As a consequence the position sizes I use vary from trade to trade but my risk does not. So, for any winning trade, how much profit I make per pip is proportional to the distance between entry point and stop loss. The placement of a stop loss also influences both the win rate and reward / risk ratio and therefore the expectancy. So its placement is absolutely key. When I am in a winning trade, I roll the stop loss in the profitable direction to lock in part of the profit, thus ensuring the winning trade does not turn into a loser. The stop loss has now become a profit protection point and the trade has become a management of profit. As a rule, I must have hit my first profit target, before I can do this manual trailing.

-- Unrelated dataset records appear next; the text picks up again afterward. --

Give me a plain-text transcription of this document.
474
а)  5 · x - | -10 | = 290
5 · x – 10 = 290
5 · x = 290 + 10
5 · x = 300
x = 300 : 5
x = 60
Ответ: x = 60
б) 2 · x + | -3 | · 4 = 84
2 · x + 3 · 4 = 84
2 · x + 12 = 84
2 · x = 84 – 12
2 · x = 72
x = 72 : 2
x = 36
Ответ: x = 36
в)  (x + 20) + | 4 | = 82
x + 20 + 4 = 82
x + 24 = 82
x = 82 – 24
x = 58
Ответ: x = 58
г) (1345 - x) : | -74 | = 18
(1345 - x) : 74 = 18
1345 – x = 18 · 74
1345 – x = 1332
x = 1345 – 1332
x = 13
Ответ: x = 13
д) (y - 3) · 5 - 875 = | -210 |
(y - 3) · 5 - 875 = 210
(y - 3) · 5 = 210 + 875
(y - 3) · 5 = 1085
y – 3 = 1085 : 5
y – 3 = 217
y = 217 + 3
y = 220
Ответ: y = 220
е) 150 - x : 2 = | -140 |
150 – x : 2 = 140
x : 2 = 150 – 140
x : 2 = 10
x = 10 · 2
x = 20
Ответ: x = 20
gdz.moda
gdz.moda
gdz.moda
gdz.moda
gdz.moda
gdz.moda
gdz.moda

These risk free trades, essentially trading with the markets money, are awesome. Rolling the stops in the opposite direction is a no-go: stops can only be tightened, never widened . I can´t talk about stop losses without mentioning "stop loss hunting” . This refers to situations when the market quickly spikes and hits your stop loss so you are out with a loss, only to reverse and continue in the direction you predicted. I will not get into whether it’s the broker, the banks or institutional traders that are behind this (looking for liquidity to fill their positions), but this price behaviour does happen and taking it into account pays off.